Beyond Meat batte Francia: secondo la Corte Ue potrà chiamare burger i prodotti senza carne

Beyond meat la spunta contro il Governo francese: i suoi prodotti di punta potranno continuare a chiamarsi Unconventional Burger, o Beyond Burger, anche se integralmente costituiti da proteine vegetali. Lo ha stabilito la Corte di Giustizia Ue, chiamata a pronunciarsi in una causa intentata dall’azienda californiana pioniera del plant based (insieme con Association Proteines France, Union vegetarienne europeenne -Evu, Association vegeterienne de France -Avf), contro il decreto francese che vieta l’uso di termini tradizionali legati al mondo animale per prodotti a base di proteine vegetali. Sul piatto la richiesta di annullamento di una norma considerata “non conforme” al regolamento dell’Unione, il cui pilastro è l’obbligo di denominazione degli alimenti. Istanza accolta.

I giudici del Lussemburgo hanno stabilito che, in assenza di denominazioni legali ad hoc, uno Stato membro non possa impedire ai produttori di utilizzare termini tradizionalmente associati ai cibi di origine animale per commercializzare cibi plant based. Non solo: per la Corte di Giutizia l’uso di denominazioni “usuali o descrittive” risponde all’obbligo – in assenza di diciture ufficiali – di indicare sempre il nome degli alimenti. Ciò premesso – aggiungono i giudici – se un’autorità nazionale ritiene che le modalità concrete di vendita o di promozione di un alimento inducano in errore il consumatore, potrà perseguire l’operatore e dimostrare che la presunzione di cui sopra è confutata.
I giudici hanno bocciato anche i provvedimenti nazionali che stabiliscono tenori di proteine vegetali (minimi) al di sotto dei quali il termine fake è consentito.

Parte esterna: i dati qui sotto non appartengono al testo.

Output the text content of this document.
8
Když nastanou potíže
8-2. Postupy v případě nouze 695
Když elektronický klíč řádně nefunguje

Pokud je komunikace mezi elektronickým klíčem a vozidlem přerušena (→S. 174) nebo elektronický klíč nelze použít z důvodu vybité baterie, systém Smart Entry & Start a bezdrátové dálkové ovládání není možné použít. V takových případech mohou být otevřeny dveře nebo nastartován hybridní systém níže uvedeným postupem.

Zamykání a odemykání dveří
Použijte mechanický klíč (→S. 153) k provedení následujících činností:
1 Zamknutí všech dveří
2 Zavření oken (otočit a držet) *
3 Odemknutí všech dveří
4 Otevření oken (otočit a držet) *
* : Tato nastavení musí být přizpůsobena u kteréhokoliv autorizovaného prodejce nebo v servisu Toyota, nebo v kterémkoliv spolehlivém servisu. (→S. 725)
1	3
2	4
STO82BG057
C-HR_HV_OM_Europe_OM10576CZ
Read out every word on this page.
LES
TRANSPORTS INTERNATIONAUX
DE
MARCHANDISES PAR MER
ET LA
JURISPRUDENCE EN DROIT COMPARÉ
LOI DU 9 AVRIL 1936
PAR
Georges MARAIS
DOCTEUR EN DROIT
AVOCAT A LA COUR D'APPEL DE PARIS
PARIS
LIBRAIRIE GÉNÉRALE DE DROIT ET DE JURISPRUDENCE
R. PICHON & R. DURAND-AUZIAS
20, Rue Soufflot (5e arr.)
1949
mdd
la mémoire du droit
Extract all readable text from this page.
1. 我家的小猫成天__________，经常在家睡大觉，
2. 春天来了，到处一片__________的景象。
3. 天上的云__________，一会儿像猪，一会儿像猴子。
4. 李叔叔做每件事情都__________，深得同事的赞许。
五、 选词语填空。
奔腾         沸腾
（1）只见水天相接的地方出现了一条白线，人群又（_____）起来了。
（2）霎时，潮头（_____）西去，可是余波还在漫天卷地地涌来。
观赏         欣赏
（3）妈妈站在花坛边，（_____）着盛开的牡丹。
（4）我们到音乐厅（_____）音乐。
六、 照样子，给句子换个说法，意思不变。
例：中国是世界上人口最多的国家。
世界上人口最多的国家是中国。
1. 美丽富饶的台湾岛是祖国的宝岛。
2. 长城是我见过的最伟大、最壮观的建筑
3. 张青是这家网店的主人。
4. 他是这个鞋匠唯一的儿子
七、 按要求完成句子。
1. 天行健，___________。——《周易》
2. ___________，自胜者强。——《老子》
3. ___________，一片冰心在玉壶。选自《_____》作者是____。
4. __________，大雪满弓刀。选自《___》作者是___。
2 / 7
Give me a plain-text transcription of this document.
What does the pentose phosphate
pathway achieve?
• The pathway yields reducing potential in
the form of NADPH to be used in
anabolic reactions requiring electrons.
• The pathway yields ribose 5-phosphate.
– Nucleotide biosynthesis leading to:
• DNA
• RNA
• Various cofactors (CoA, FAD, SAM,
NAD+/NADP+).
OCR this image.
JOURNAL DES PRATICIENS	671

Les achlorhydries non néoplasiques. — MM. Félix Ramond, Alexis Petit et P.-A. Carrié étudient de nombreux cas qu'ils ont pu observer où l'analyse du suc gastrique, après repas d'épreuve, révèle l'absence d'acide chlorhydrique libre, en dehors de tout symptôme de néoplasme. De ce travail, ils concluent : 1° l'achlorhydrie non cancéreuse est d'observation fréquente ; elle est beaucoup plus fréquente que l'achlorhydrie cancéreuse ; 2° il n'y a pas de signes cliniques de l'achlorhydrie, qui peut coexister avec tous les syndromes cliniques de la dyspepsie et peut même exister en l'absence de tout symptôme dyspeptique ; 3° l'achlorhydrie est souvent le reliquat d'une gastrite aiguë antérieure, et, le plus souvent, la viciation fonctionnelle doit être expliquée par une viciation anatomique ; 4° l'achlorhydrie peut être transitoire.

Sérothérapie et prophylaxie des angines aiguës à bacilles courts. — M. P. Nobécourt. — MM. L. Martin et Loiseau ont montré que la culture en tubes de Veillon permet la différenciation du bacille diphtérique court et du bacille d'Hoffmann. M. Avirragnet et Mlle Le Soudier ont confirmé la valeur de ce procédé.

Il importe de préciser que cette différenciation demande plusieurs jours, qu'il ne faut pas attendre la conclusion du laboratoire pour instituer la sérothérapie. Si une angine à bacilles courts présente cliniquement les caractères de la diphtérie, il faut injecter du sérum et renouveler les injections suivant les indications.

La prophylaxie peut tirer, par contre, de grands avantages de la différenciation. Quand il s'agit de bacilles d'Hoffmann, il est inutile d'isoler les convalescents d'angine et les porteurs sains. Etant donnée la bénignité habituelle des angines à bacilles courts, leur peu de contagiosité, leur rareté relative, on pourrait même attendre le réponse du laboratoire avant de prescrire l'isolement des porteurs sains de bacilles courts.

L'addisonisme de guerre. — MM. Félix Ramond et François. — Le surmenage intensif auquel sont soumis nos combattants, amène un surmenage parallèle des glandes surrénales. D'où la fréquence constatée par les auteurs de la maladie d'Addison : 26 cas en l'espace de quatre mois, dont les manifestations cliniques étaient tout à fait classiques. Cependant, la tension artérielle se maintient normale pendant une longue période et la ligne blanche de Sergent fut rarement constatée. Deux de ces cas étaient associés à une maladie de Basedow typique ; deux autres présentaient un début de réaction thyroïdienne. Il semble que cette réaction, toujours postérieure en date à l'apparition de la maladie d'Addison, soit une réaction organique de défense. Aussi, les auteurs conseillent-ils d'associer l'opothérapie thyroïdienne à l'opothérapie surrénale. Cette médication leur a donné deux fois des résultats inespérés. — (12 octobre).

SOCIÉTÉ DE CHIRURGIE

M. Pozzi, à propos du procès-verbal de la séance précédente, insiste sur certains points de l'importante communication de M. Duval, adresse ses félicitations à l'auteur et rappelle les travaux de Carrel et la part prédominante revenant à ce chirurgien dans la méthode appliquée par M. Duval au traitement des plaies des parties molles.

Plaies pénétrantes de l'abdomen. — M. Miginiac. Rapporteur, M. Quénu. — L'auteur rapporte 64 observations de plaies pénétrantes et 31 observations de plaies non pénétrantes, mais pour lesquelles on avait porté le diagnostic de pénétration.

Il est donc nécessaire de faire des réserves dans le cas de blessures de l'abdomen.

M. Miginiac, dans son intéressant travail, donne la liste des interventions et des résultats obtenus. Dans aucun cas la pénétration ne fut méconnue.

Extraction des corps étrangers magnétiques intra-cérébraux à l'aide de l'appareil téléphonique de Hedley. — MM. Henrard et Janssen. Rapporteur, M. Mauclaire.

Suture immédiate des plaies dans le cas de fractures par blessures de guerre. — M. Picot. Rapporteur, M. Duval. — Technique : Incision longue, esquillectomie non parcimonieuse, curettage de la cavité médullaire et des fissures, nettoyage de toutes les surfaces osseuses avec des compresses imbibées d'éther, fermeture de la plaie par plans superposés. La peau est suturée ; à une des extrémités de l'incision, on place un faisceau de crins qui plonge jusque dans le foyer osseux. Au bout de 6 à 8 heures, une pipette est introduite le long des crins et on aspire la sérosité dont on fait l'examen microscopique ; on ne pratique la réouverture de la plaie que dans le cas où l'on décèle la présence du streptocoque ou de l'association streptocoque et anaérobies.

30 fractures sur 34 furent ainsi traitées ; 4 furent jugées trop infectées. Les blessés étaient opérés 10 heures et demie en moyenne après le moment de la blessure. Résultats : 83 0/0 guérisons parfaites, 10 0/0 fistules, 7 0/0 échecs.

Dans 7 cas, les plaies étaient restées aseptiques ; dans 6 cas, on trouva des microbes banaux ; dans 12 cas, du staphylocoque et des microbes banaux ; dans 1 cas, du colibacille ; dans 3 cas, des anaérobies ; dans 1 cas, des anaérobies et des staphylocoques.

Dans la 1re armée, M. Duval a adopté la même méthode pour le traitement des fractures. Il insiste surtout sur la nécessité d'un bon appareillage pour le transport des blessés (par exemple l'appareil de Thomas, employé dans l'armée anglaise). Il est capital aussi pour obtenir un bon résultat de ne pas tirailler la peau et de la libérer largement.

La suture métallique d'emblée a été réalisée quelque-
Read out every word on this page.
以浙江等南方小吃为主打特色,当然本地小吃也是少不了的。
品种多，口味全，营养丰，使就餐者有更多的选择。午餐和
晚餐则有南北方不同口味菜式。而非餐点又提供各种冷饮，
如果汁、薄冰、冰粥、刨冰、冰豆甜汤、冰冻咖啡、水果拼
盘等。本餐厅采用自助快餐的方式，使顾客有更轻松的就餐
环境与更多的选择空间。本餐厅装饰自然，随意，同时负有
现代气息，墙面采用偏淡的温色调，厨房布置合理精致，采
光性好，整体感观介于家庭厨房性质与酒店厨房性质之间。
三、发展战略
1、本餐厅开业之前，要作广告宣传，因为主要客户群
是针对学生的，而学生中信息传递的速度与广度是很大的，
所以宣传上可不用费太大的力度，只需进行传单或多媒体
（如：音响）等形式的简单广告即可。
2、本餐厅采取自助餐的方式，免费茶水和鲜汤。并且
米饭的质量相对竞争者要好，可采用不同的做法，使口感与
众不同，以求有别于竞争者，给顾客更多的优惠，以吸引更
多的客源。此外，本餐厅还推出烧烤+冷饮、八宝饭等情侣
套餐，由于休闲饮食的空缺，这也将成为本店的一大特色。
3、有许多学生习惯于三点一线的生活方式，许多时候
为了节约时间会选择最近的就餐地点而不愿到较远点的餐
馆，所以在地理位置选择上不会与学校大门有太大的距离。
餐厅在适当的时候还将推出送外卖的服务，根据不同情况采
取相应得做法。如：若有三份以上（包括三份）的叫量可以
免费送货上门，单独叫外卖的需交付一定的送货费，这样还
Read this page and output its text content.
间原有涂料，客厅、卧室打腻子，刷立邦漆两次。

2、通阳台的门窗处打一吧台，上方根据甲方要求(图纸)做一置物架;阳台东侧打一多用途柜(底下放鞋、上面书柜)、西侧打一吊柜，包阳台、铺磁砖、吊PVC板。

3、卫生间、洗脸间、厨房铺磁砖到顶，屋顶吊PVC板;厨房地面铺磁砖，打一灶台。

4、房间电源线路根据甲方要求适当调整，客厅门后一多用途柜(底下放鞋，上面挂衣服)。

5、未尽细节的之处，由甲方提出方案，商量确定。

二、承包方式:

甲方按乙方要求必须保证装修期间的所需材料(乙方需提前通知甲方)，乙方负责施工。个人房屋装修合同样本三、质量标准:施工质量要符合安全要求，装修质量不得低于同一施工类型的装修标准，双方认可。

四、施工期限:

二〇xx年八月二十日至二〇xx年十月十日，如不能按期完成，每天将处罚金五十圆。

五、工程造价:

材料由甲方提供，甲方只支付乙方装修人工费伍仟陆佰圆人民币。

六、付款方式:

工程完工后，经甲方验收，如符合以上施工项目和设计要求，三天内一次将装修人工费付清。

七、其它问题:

La norma nel mirino è una fotocopia (anche per quanto concerne quest’ultimo aspetto) dell’articolo di legge introdotto lo scorso inverno in Italia con il divieto di produzione e la commercializzazione di prodotti da coltura cellulare. Un giro di vite che ha mandato in fibrillazione un pezzo di industria alimentare italiana (parliamo di un fatturato da 500 milioni) e che di fatto – non è mai diventato operativo, in assenza di un decreto attuativo. La sentenza di oggi della Corte Ue dovrebbe mettere la pietra tombale sulla vicenda.